Quantifing self and employee management tricks
Already some quantification
There are already a lot of jobs that get quantified in some aspect. Time spent on telephone calls has long been recorded with the thought in mind of trying to reduce the amount of time an employee spends on a call while maintaining the quality of the call. Fast food restaurants measure drive through time or counter time. Many jobs lend themselves to that type of quantification. But many other jobs do not. Many jobs however, do have components that could be measured. This measurement could be used to evaluate some aspect of your performance.
Things that could be quantified
How many of you have a Fitbit or some other step activity measure? Are you using it for wellness as do most users? What if your employer were to use that data as a measure of your performance as I suggested in Future Friday: Employees habits will provide data to employers? What if your job as an HR representative required you to spend time out of your office interacting with employees? A measure taken off your movement tracker might show on an average day you walked 12,500 steps in the performance of your job, but today you only walked 3000. Does that mean you are not doing your job? Or do you have a good reason for your lack of normal activity?

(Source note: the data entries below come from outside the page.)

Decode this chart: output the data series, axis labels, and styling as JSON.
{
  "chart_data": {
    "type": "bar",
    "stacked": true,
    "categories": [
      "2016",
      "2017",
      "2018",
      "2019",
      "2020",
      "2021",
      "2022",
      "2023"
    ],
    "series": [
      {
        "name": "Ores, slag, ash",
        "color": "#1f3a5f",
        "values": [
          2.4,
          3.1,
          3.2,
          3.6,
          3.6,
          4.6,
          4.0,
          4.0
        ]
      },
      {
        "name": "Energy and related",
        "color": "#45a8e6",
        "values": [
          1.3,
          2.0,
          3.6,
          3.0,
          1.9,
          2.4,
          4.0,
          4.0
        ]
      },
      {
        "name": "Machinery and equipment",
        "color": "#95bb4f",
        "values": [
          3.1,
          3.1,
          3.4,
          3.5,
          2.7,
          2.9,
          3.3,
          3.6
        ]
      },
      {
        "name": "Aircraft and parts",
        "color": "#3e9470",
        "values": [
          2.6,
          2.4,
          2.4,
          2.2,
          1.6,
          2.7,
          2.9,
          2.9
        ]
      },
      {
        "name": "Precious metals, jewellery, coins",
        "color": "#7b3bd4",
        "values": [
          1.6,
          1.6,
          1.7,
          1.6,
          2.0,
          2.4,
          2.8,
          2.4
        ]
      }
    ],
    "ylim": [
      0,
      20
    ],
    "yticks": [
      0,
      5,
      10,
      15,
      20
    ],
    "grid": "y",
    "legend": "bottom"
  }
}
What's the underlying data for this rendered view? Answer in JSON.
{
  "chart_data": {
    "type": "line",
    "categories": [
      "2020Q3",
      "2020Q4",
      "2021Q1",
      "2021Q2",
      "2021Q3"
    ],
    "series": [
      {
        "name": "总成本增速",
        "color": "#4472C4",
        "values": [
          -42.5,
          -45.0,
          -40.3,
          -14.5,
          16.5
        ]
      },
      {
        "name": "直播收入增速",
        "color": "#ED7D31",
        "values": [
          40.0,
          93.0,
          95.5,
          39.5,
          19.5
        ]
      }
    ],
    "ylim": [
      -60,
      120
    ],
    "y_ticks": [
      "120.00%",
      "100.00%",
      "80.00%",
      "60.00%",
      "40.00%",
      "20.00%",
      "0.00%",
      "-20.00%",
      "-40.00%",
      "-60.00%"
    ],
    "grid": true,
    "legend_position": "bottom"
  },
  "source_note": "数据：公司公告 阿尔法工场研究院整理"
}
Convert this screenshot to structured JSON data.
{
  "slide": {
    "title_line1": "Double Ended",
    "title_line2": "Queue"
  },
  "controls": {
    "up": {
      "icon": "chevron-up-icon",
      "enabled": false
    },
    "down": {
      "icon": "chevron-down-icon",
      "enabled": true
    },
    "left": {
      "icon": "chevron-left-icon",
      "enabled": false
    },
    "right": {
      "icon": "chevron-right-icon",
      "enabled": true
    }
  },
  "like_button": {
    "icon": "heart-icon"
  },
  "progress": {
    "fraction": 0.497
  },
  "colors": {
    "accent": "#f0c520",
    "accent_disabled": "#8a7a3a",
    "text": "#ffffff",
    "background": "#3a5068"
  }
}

How about measuring the time you spend not only on your computer, but the time you spend on individual websites? There are several applications or programs that can make that measurement. You, as an individual, can measure you time in order to monitor your personal activity and productivity, but that can also be measured by your boss to make sure you are doing your job correctly and productively.
In addition to self-worn devices, sensor embedded in the walls and ceilings can also measure activity. As Ryan Fuller, in Wired said “…people analytics technologies will provide unprecedented insights around workplace habits, including time spent in email, collaborating with others, walking to meetings and even chatting with coworkers…” Collection of this type of data will allow companies to make predictions about their workers performance. Data will lead to decisions about the people who are performing and not performing. This will allow HR to make better planning decisions. Fuller also said “Using their own internal data, companies are capable of predicting a salesperson’s quota attainment based on time spent with management and other network characteristics.”
The Quantified Self will do nothing but increase
We as individuals are increasingly measure our own activity and behavior. Additionally we are allowing more and more people to have access to that information. Combine that with an employer’s desire to better manage productivity through the use of that quantified data leads to the conclusion that are on the threshold of an explosion of the quantified self. Whether that is a good thing or not may yet remain to be seen.